Calpurnia is in the middle of soundcheck at the Manhattan venue Irving Plaza. Vocalist and guitarist Finn Wolfhard, guitarist Ayla Tesler-Mabe, bassist Jack Anderson and drummer Malcolm Craig are headlining a show that night — and despite there being a good four hours before the concert begins, a winding line of eager teenagers snakes down the street. A couple of minutes pass and many more fans join the queue. They’re here to see the rock band from Vancouver on their first American tour, whose lead singer is well-documented as Mike from “Stranger Things.” If Calpurnia listeners came to know the band because of Wolfhard, they stayed for the surf-tinged rock music that makes listeners want to get up and dance.
It’s easy to forget that Wolfhard and Craig are 16 years old and Anderson and Tesler-Mabe are 18. They operate on a level of professionalism that belies their teenage years. They listen to classic musicians (read: old stuff), like B.B. King, Wes Montgomery and Bob Dylan. During soundcheck, Tesler-Mabe requests as much volume in her microphone as possible in the same polite way a businessperson might send an e-mail to a client. Craig, a quiet young man with fair skin and curly hair, keeps rhythm with restrained elegance.
And then, just as quickly as they’ve convinced you they’re adults, the band talks about not having their licenses to drive yet, or how Anderson and Tesler-Mabe are graduating high school soon (“I have two physics finals, a calculus final and an English final next week,” Anderson says) and when they speak of home, really they’re talking about their parents’ houses. They yell over one another and tell corny jokes and try to give each other high fives but they miss, and then they laugh about it. They’re kids. Yet so much interest and hype has grown around them that people expect them to be adults about all of this and in some ways they fulfill that expectation: They’re adept at dealing with attention, fans, media, even as their playfulness shines through.
Anderson and Craig are certainly not as gregarious as Wolfhard and Tesler-Mabe. Craig is the quietest, and Anderson takes a second to open up.

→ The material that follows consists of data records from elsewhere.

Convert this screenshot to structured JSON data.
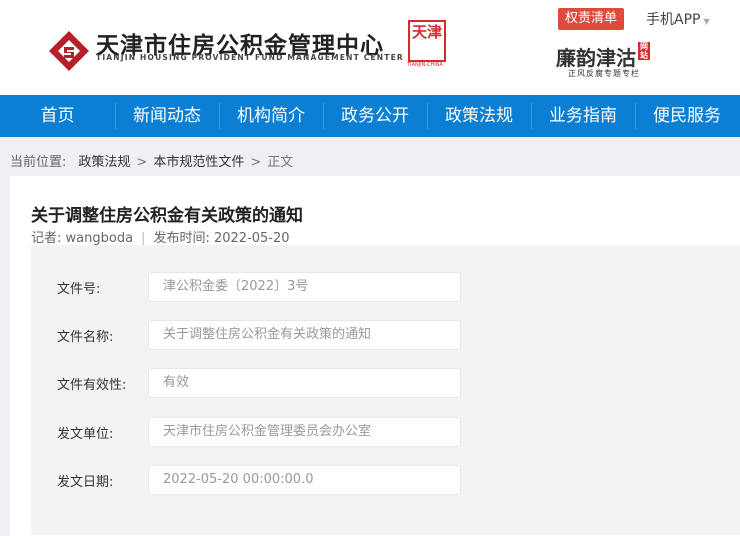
{
  "header": {
    "org_name_cn": "天津市住房公积金管理中心",
    "org_name_en": "TIANJIN HOUSING PROVIDENT FUND MANAGEMENT CENTER",
    "seal_text": "天津",
    "seal_sub": "TIANJIN·CHINA",
    "duty_list_button": "权责清单",
    "mobile_app": "手机APP",
    "lianyun_title": "廉韵津沽",
    "lianyun_badge": "网站",
    "lianyun_sub": "正风反腐专题专栏"
  },
  "nav": [
    "首页",
    "新闻动态",
    "机构简介",
    "政务公开",
    "政策法规",
    "业务指南",
    "便民服务"
  ],
  "breadcrumb": {
    "label": "当前位置:",
    "items": [
      "政策法规",
      "本市规范性文件"
    ],
    "current": "正文"
  },
  "article": {
    "title": "关于调整住房公积金有关政策的通知",
    "author_label": "记者:",
    "author": "wangboda",
    "date_label": "发布时间:",
    "date": "2022-05-20"
  },
  "form": [
    {
      "label": "文件号:",
      "value": "津公积金委〔2022〕3号"
    },
    {
      "label": "文件名称:",
      "value": "关于调整住房公积金有关政策的通知"
    },
    {
      "label": "文件有效性:",
      "value": "有效"
    },
    {
      "label": "发文单位:",
      "value": "天津市住房公积金管理委员会办公室"
    },
    {
      "label": "发文日期:",
      "value": "2022-05-20 00:00:00.0"
    }
  ]
}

But they are every bit as artistic as their counterparts — Tesler-Mabe, who’s in another band called Ludic, and Wolfhard, well, he has his various duties on-screen and pacing Hollywood’s red carpets.
Anderson says photography is one of his other art endeavors. He downplays his abilities, adding, “I goof around, making weird noises in my attic and calling it noise music and never sharing it for the world.”
But Wolfhard backs him up. “Jack is amazing with tech and stuff,” he says. “So whenever he gets his hands on tape or whatever, he’ll just like — his mind races like a mechanic. He approaches an instrument like it’s a car.”
“I modded a cassette recorder, one of those dictaphones,” Anderson adds, bolstered by Wolfhard’s encouragement. “I’m such a nerd, g-dammit.”
“Just say it! No, just own it,” Wolfhard cajoles.
“I found a resistor that determines the speed of the motor, which controls the tape,” Anderson continues. “Then I put a knob in there, so I can change the speeds and play the cassette recorder like an instrument.”
“Also, Malcolm is an amazing artist,” Tesler-Mabe adds.
“Right now, I’ve got my mind super set on painting a big acrylic piece and putting it on a shirt for Calpurnia,” Craig says. “Also, I’m looking at doing a mural on the garage door of my house at some point.”
“Everyone’s going to know where Malcolm lives,” Anderson laughs. “When all four of us are together creating music, that’s when the direction is decided.”
They’ve spent the past couple of weeks in a van driven by their tour manager, listening to what Tesler-Mabe refers to as “road trip music” — records like “Tattoo You” by the Rolling Stones. It’s not often that the four are all at home in Vancouver at the same time, given Wolfhard’s schedule of filming “Stranger Things” in Atlanta; working on a few movies, including “The Addams Family” and “The Goldfinch,” plus being cast in Saint Laurent’s latest campaign. Now that they’re sequestered in a car with one another, the band is getting to work on writing their new album. Wolfhard says they’ve got nine or 10 songs down, and are expanding their creative endeavors when it comes to recording.
“I’m really, really interested in producing and how it sounds,” he explains. “We recorded the demo a few months ago and we all took a crack at mixing it and engineering. It was so fun to have control of our own stuff, no matter how terrible it sounded. [At first] I tried to mix and I was just like, ‘What does this mean?’ I sent it to Ayla and I was like ‘Just, just, you do it. Just fix it.’”
“Hey, there was a good snare tone going on there,” Tesler-Mabe says encouragingly, smiling with every tooth showing. “That’s all that matters.”
The band has started testing out this new material on their fans. Because Wolfhard, Tesler-Mabe, Anderson and Craig came together as a group just last year, their catalogue is somewhat slim. But with fresh songs being written, they can play at live shows and see what the response is.
“They’re so into it,” Tesler-Mabe says of the crowds. “What’s most amazing is even if we only play a song once, by the next show, everyone knows the words.”